AA revitalization project completed in 2016 added seven floors to 2300 Yonge Street and five floors to 20 Eglinton Avenue West, and also involved re-cladding the towers with curtain wall glass. A new publicly-accessible rooftop patio and green wall were also installed.

==History==
Construction began in the early 1970s through a partnership between Greenwin and Horizon developers, and involved the demolition of a Dominion supermarket, an F.W. Woolworth store, and several residential homes to the west.

The project was completed in several phases. The first phase involved constructing a 23-storey rental apartment building at 411 Duplex Avenue, followed by the development of 20 Eglinton West and half of the retail concourse.

Phase Two involved completing the remaining retail space across the entire block and constructing the second office tower at 2300 Yonge Street.

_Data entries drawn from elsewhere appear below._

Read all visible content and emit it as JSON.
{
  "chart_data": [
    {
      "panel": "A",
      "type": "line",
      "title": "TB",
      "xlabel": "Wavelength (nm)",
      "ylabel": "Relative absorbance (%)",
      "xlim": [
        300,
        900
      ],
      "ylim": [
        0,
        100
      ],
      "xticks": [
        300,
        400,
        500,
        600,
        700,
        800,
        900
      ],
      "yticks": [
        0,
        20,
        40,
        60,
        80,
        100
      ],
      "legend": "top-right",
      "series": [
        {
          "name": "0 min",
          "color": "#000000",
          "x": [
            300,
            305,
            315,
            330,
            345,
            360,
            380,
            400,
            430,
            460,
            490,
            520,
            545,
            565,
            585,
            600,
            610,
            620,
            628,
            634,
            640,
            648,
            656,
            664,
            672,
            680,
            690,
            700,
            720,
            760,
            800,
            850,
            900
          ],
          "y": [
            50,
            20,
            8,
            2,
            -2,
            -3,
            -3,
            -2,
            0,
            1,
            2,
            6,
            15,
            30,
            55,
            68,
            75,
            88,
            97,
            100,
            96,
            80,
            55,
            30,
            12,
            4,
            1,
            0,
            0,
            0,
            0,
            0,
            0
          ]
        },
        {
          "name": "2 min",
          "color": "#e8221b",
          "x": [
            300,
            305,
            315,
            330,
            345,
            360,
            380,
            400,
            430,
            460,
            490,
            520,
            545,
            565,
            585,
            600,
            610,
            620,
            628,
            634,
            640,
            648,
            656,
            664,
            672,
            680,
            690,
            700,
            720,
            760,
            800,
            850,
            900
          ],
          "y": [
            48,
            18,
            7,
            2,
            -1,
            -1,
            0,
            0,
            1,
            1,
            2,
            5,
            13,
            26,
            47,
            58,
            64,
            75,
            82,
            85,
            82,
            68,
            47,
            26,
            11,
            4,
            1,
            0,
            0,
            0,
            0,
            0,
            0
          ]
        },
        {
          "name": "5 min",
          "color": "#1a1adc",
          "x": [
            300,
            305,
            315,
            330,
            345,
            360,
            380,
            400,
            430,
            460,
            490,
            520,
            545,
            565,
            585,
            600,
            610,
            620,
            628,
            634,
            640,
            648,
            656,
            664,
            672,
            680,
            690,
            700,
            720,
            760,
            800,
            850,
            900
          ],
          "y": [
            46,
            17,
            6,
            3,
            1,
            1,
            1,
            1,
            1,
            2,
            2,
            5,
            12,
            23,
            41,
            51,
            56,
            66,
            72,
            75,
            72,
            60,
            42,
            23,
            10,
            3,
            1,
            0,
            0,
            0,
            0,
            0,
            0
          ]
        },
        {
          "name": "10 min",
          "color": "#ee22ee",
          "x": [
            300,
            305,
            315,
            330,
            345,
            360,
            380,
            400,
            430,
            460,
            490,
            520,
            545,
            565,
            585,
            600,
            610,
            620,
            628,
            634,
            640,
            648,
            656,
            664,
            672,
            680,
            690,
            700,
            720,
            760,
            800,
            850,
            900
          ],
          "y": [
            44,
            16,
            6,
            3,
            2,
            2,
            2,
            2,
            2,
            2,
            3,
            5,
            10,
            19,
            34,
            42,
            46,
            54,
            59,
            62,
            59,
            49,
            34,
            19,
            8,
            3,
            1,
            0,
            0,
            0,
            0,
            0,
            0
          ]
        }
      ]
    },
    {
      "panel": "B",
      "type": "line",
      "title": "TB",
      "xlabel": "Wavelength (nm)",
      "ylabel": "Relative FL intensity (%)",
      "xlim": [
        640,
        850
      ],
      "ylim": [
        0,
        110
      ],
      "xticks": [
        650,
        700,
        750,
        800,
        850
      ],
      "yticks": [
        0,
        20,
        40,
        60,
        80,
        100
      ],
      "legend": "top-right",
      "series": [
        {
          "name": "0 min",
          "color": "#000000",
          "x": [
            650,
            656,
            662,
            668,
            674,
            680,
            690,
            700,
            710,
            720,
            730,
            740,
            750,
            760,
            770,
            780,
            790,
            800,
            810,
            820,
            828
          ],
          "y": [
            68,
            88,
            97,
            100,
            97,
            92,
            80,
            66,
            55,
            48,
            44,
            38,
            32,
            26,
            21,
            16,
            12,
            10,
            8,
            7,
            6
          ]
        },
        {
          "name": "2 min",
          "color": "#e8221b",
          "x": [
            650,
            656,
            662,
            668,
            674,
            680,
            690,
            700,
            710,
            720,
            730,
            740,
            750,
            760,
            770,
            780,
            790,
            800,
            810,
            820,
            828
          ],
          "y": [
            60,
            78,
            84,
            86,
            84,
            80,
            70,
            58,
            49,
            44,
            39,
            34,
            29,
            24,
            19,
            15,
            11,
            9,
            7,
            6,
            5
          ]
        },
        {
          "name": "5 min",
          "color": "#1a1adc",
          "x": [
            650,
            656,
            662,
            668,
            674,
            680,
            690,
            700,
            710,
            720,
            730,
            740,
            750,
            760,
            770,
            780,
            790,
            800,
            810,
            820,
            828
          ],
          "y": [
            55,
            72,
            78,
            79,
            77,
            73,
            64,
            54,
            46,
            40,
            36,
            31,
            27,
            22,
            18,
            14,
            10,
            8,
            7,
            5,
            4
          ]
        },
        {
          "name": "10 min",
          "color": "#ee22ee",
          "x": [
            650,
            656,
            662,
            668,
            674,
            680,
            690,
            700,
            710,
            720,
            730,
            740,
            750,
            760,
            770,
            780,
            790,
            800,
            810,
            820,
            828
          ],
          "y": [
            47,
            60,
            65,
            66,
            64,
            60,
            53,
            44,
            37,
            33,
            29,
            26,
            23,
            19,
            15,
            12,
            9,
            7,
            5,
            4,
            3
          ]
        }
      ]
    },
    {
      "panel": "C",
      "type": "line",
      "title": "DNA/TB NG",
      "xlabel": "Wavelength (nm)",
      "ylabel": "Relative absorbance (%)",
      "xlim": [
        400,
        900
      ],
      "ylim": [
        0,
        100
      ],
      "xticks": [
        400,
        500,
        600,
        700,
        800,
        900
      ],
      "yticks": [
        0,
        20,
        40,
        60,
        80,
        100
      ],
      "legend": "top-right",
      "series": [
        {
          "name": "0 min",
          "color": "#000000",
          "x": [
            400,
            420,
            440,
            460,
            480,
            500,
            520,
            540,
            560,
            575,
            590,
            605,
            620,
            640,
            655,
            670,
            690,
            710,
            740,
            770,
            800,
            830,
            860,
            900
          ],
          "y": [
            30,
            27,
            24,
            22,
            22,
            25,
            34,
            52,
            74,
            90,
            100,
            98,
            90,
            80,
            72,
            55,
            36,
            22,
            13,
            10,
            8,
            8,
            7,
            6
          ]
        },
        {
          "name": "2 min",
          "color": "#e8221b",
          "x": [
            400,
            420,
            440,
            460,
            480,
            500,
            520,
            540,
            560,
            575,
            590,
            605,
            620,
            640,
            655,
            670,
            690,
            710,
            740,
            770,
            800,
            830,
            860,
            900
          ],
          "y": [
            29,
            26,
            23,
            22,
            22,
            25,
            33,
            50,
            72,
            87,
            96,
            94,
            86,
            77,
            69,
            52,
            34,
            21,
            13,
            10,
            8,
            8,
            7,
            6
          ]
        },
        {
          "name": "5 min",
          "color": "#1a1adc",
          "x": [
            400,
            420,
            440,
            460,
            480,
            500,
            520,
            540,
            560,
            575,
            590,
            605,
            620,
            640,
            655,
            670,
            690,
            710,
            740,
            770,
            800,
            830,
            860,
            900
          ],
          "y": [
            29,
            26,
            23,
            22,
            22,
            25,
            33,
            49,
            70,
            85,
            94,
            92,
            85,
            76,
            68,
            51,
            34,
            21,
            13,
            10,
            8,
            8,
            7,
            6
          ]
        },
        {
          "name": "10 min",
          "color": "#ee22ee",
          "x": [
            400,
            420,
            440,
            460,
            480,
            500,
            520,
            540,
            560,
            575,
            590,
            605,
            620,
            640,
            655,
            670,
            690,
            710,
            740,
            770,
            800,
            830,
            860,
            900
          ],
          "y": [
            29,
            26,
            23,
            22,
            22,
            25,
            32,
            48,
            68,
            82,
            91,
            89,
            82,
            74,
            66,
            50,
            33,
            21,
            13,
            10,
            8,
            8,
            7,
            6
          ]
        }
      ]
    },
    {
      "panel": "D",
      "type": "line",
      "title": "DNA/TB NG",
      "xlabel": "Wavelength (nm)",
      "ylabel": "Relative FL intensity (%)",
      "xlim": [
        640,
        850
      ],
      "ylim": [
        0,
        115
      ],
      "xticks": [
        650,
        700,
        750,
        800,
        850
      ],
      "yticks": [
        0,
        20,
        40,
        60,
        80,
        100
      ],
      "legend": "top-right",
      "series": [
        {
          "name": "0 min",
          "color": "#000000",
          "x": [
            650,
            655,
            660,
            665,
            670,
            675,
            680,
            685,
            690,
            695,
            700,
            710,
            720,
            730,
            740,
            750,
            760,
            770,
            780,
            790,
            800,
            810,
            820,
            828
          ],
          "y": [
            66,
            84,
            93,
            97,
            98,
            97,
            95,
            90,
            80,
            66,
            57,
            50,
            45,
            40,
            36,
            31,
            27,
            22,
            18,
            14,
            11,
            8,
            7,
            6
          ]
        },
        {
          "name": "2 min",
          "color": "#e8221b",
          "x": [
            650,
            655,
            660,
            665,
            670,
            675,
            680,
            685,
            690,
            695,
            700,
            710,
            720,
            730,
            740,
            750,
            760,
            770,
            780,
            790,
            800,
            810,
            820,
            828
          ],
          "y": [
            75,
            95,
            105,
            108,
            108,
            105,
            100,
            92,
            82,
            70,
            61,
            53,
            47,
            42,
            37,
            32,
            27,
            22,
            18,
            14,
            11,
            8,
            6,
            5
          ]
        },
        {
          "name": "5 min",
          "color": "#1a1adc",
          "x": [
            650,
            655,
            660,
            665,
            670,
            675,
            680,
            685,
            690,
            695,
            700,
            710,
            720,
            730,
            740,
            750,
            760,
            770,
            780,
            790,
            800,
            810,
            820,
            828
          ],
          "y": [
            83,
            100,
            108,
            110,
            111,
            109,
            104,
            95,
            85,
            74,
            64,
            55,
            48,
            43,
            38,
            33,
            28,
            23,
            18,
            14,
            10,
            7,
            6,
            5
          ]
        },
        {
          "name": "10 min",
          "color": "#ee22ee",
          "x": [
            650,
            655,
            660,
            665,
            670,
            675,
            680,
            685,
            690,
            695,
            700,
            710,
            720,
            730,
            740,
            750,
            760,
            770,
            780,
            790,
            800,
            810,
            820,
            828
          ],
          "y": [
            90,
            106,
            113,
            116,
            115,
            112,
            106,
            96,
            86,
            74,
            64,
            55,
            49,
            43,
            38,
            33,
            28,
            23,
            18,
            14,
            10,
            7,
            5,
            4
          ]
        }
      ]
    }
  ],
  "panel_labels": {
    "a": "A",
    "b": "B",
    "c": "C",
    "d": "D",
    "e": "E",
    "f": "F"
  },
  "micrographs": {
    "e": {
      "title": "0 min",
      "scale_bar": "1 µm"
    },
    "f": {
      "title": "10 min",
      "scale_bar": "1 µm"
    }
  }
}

The final phase involved building a large rental apartment complex at 33 Orchardview.

==Buildings==
===2300 Yonge Street===
The tower is anchored by the complex owners, RioCan, who relocated their head office to Tower I in 2007. The building houses many offices and retail shops in the lobby, and provides TTC subway access via a concourse-level tunnel.

===Retail Complex===

There are three levels for retail space below the towers. The Yonge Eglinton Centre houses over 65 stores and services:

- The Fresh Tea Shop
- Winners
- GoodLife Fitness
- Cineplex VIP
- Pickle Barrel
- Indigo Books
- Urban Outfitters
- Metro - originally as Dominion which occupied the site before the complex was built
- HSBC - changed to RBC after HSBC pulled out of Canada and sold retail arm in 2024
- Rexall
- Sephora
- Tim Hortons

In 1973, T. Eaton Company opened one of its Horizon discount department stores at the property. The space was converted to a regular Eaton's store upon the closure of the Horizon chain in January 1978; the Eaton's store closed in the 1990s. Floor space is now used by Winners, Pickle Barrel and GoodLife Fitness.